Selain PT Asuransi Jiwasraya (Persero) dan Asuransi Jiwa Bersama Bumiputera 1912, PT Asuransi Sosial Angkatan Bersenjata Republik Indonesia (Persero) atau Asabri diduga lalai dalam mengelola dana investasi. Buntut dari kelalaian ini membuat BUMN pengelola dana pensiun anggota TNI itu mengalami kerugian yang jika ditaksir mencapai Rp 10 triliun.
Ketua Dewan Komisioner OJK Wimboh Santoso mengatakan, seluruh eksposur dari instrumen investasi industri keuangan nonbank wajib dilaporkan secara detail kepada OJK. Hal ini merupakan bagian dari pengawasan berbasis risiko (risk based supervision).
”OJK akan membuat jelas aturan ini agar laporan (lembaga asuransi kepada OJK) bukan hanya soal posisi neraca keuangan, tetapi juga instrumen investasi apa saja yang digunakan,” ujar Wimboh.
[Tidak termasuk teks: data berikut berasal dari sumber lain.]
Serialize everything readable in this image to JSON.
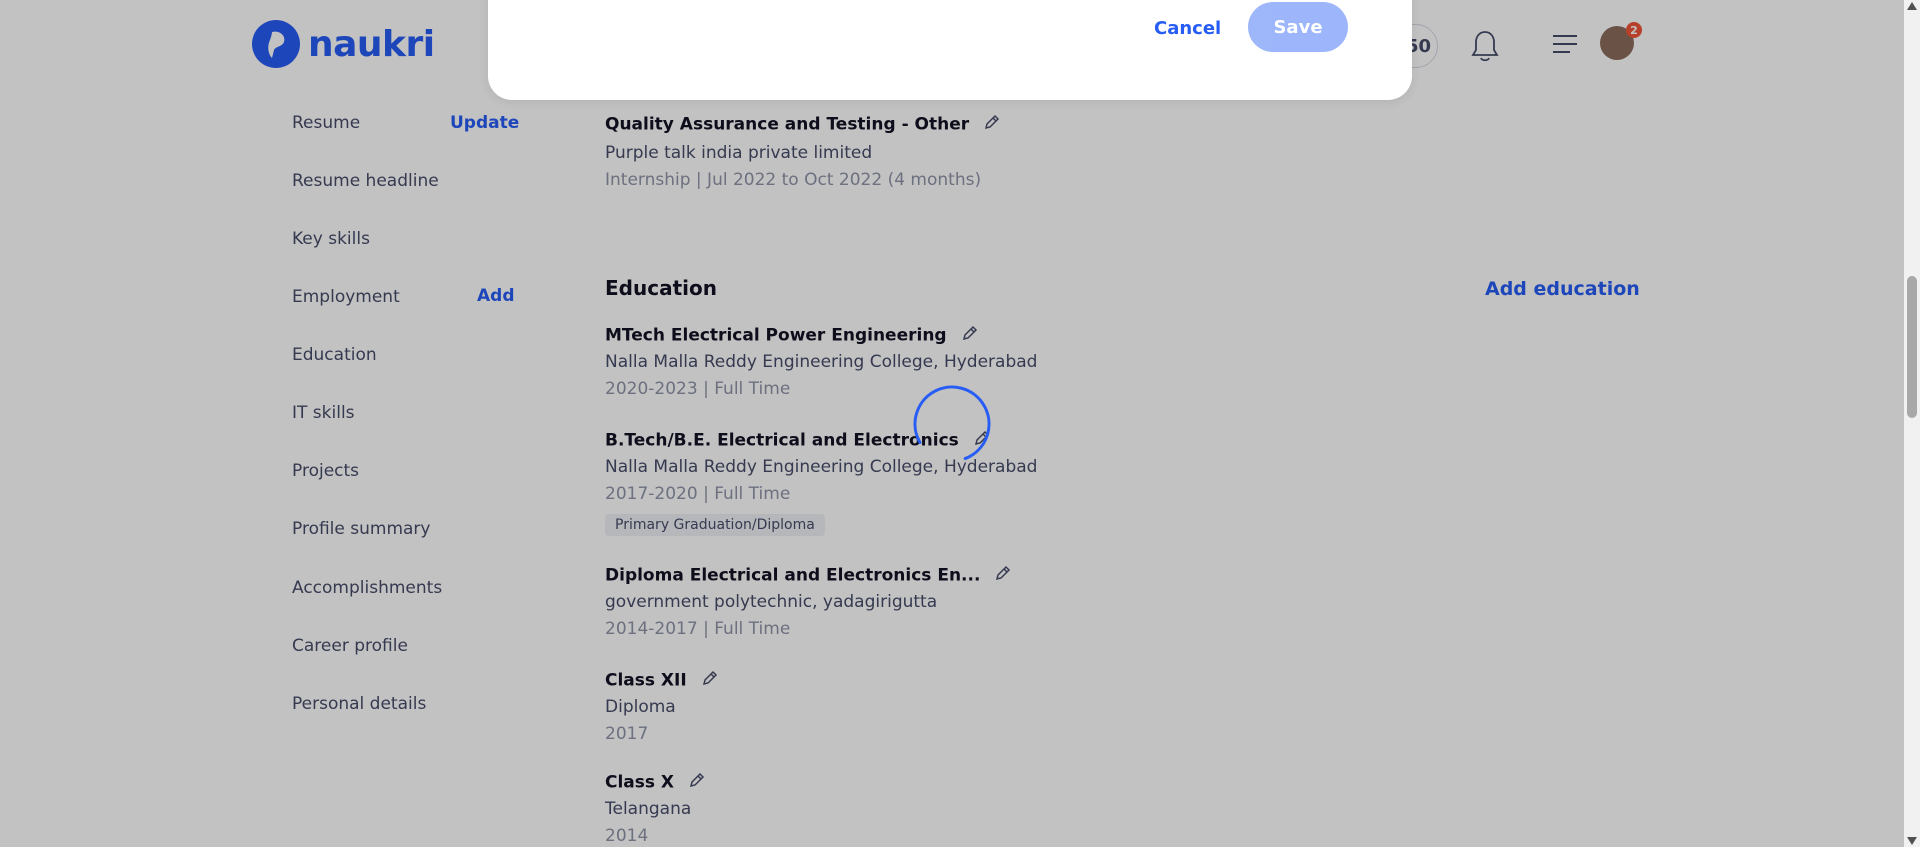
{
  "header": {
    "logo_text": "naukri",
    "score": "50",
    "notification_count": "2",
    "icons": {
      "bell": "bell-icon",
      "menu": "menu-icon",
      "avatar": "user-avatar"
    }
  },
  "sidebar": {
    "items": [
      {
        "label": "Resume",
        "action": "Update"
      },
      {
        "label": "Resume headline"
      },
      {
        "label": "Key skills"
      },
      {
        "label": "Employment",
        "action": "Add"
      },
      {
        "label": "Education"
      },
      {
        "label": "IT skills"
      },
      {
        "label": "Projects"
      },
      {
        "label": "Profile summary"
      },
      {
        "label": "Accomplishments"
      },
      {
        "label": "Career profile"
      },
      {
        "label": "Personal details"
      }
    ]
  },
  "employment": {
    "title": "Quality Assurance and Testing - Other",
    "company": "Purple talk india private limited",
    "duration": "Internship | Jul 2022 to Oct 2022 (4 months)"
  },
  "education": {
    "title": "Education",
    "add_label": "Add education",
    "entries": [
      {
        "degree": "MTech Electrical Power Engineering",
        "institute": "Nalla Malla Reddy Engineering College, Hyderabad",
        "meta": "2020-2023 | Full Time"
      },
      {
        "degree": "B.Tech/B.E. Electrical and Electronics",
        "institute": "Nalla Malla Reddy Engineering College, Hyderabad",
        "meta": "2017-2020 | Full Time",
        "tag": "Primary Graduation/Diploma"
      },
      {
        "degree": "Diploma Electrical and Electronics En...",
        "institute": "government polytechnic, yadagirigutta",
        "meta": "2014-2017 | Full Time"
      },
      {
        "degree": "Class XII",
        "institute": "Diploma",
        "meta": "2017"
      },
      {
        "degree": "Class X",
        "institute": "Telangana",
        "meta": "2014"
      }
    ]
  },
  "modal": {
    "cancel_label": "Cancel",
    "save_label": "Save"
  },
  "colors": {
    "accent": "#275df5",
    "overlay": "rgba(0,0,0,0.24)",
    "text_primary": "#121224",
    "text_secondary": "#474d6a",
    "text_muted": "#8f94a8"
  }
}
OJK akan membuat jelas aturan ini agar laporan (lembaga asuransi kepada OJK) bukan hanya soal posisi neraca keuangan, tetapi juga instrumen investasi apa saja yang digunakan.
Wimboh menyampaikan hal itu seusai menghadiri pelantikan Wakil Menteri Keuangan Suahasil Nazara sebagai anggota Dewan Komisioner OJK ex officio Kementerian Keuangan, di Mahkamah Agung, Jakarta, Senin (13/1/2019).
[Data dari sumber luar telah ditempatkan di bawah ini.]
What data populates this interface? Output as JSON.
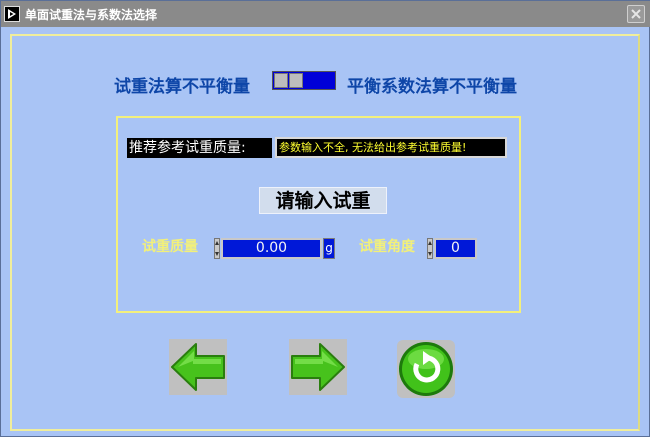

Merujuk pada Peraturan Pemerintah (PP) Nomor 102 Tahun 2015 tentang Asabri, pada Pasal 54 disebutkan, Asabri diawasi beberapa lembaga pengawas eksternal, yakni Inspektorat Jenderal Kementerian Pertahanan, Inspektorat Pengawasan Umum Polri, dan Inspektorat Jenderal TNI.
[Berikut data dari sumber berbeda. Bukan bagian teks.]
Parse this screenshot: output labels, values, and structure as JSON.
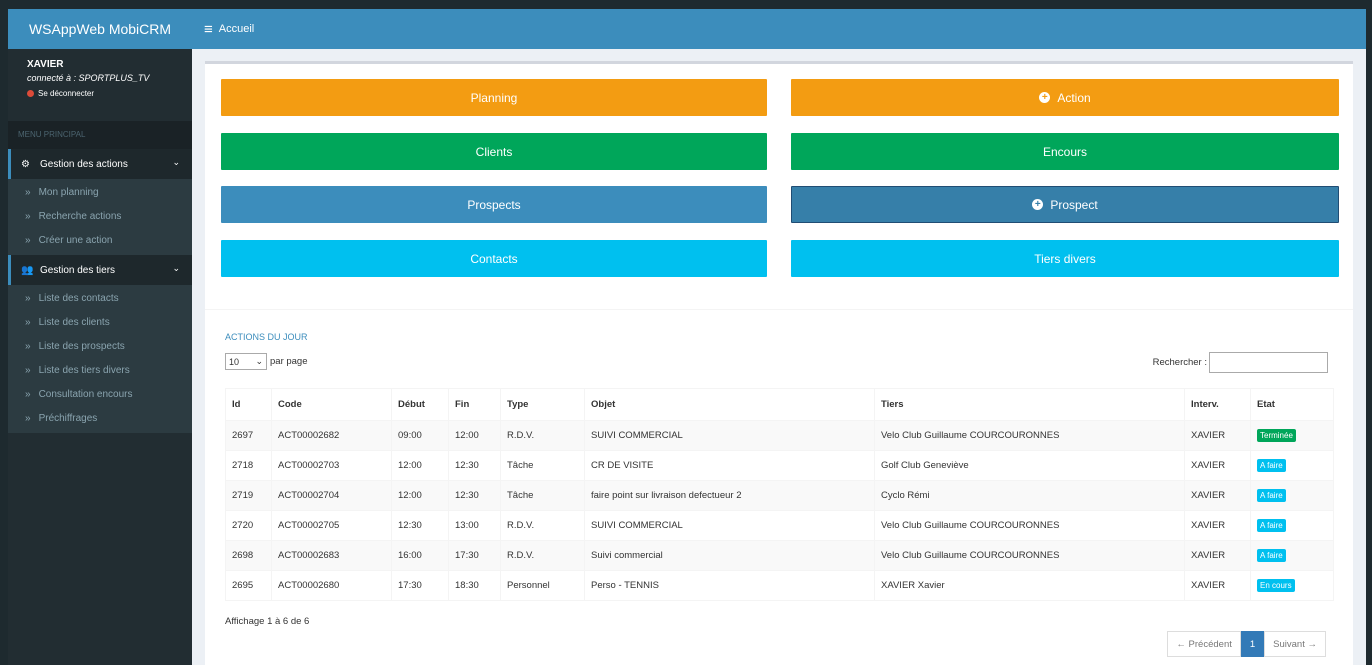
{
  "app": {
    "title": "WSAppWeb MobiCRM"
  },
  "header": {
    "menu_icon": "hamburger-icon",
    "breadcrumb": "Accueil"
  },
  "user": {
    "name": "XAVIER",
    "connection": "connecté à : SPORTPLUS_TV",
    "logout": "Se déconnecter"
  },
  "sidebar": {
    "menu_header": "MENU PRINCIPAL",
    "groups": [
      {
        "label": "Gestion des actions",
        "icon": "gears-icon",
        "items": [
          "Mon planning",
          "Recherche actions",
          "Créer une action"
        ]
      },
      {
        "label": "Gestion des tiers",
        "icon": "users-icon",
        "items": [
          "Liste des contacts",
          "Liste des clients",
          "Liste des prospects",
          "Liste des tiers divers",
          "Consultation encours",
          "Préchiffrages"
        ]
      }
    ]
  },
  "buttons": {
    "planning": "Planning",
    "action": "Action",
    "clients": "Clients",
    "encours": "Encours",
    "prospects": "Prospects",
    "prospect": "Prospect",
    "contacts": "Contacts",
    "tiers_divers": "Tiers divers"
  },
  "colors": {
    "orange": "#f39c12",
    "green": "#00a65a",
    "blue": "#3c8dbc",
    "cyan": "#00c0ef",
    "sidebar": "#222d32"
  },
  "table": {
    "title": "ACTIONS DU JOUR",
    "page_size": "10",
    "per_page_label": "par page",
    "search_label": "Rechercher :",
    "columns": [
      "Id",
      "Code",
      "Début",
      "Fin",
      "Type",
      "Objet",
      "Tiers",
      "Interv.",
      "Etat"
    ],
    "rows": [
      [
        "2697",
        "ACT00002682",
        "09:00",
        "12:00",
        "R.D.V.",
        "SUIVI COMMERCIAL",
        "Velo Club Guillaume COURCOURONNES",
        "XAVIER",
        "Terminée"
      ],
      [
        "2718",
        "ACT00002703",
        "12:00",
        "12:30",
        "Tâche",
        "CR DE VISITE",
        "Golf Club Geneviève",
        "XAVIER",
        "A faire"
      ],
      [
        "2719",
        "ACT00002704",
        "12:00",
        "12:30",
        "Tâche",
        "faire point sur livraison defectueur 2",
        "Cyclo Rémi",
        "XAVIER",
        "A faire"
      ],
      [
        "2720",
        "ACT00002705",
        "12:30",
        "13:00",
        "R.D.V.",
        "SUIVI COMMERCIAL",
        "Velo Club Guillaume COURCOURONNES",
        "XAVIER",
        "A faire"
      ],
      [
        "2698",
        "ACT00002683",
        "16:00",
        "17:30",
        "R.D.V.",
        "Suivi commercial",
        "Velo Club Guillaume COURCOURONNES",
        "XAVIER",
        "A faire"
      ],
      [
        "2695",
        "ACT00002680",
        "17:30",
        "18:30",
        "Personnel",
        "Perso - TENNIS",
        "XAVIER Xavier",
        "XAVIER",
        "En cours"
      ]
    ],
    "info": "Affichage 1 à 6 de 6",
    "pagination": {
      "prev": "← Précédent",
      "page": "1",
      "next": "Suivant →"
    }
  }
}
Di luar itu, terdapat juga lembaga lain yang turut mengawasi Asabri, yakni Inspektorat Jenderal Kementerian Keuangan, Badan Pemeriksa Keuangan (BPK), dan auditor independen.
”Meski OJK bukan pengawas eksternal Asabri sesuai dengan PP No 102/2015, OJK tetap berkoordinasi dengan lembaga terkait atas pengawasan kinerja Asabri,” kata Wimboh.
Senada dengan Wimboh, Wakil Kementerian Keuangan Suahasil Nazara menyebutkan, mekanisme pengawasan terhadap industri lembaga keuangan nonbank perlu disempurnakan. Hal itu penting agar otoritas bisa membaca potensi masalah yang mungkin timbul.
”Selama ini, audit telah dilakukan. Namun, sinyal potensi dari lembaga keuangan akan mengalami perburukan atau tidak belum mampu ditangkap dengan baik. Ini yang mesti kita sempurnakan,” tuturnya.
Mekanisme pengawasan terhadap industri lembaga keuangan nonbank perlu disempurnakan. Hal itu penting agar otoritas bisa membaca potensi masalah yang mungkin timbul.
Sepanjang periode Desember 2018 hingga September 2019, Asabri memiliki investasi pada 12 emiten yang tercatat di Bursa Efek Indonesia (BEI). Berdasarkan data RTI Infokom, rata-rata penurunan nilai saham dari ke-12 emiten dalam periode tersebut sebesar 62,24 persen.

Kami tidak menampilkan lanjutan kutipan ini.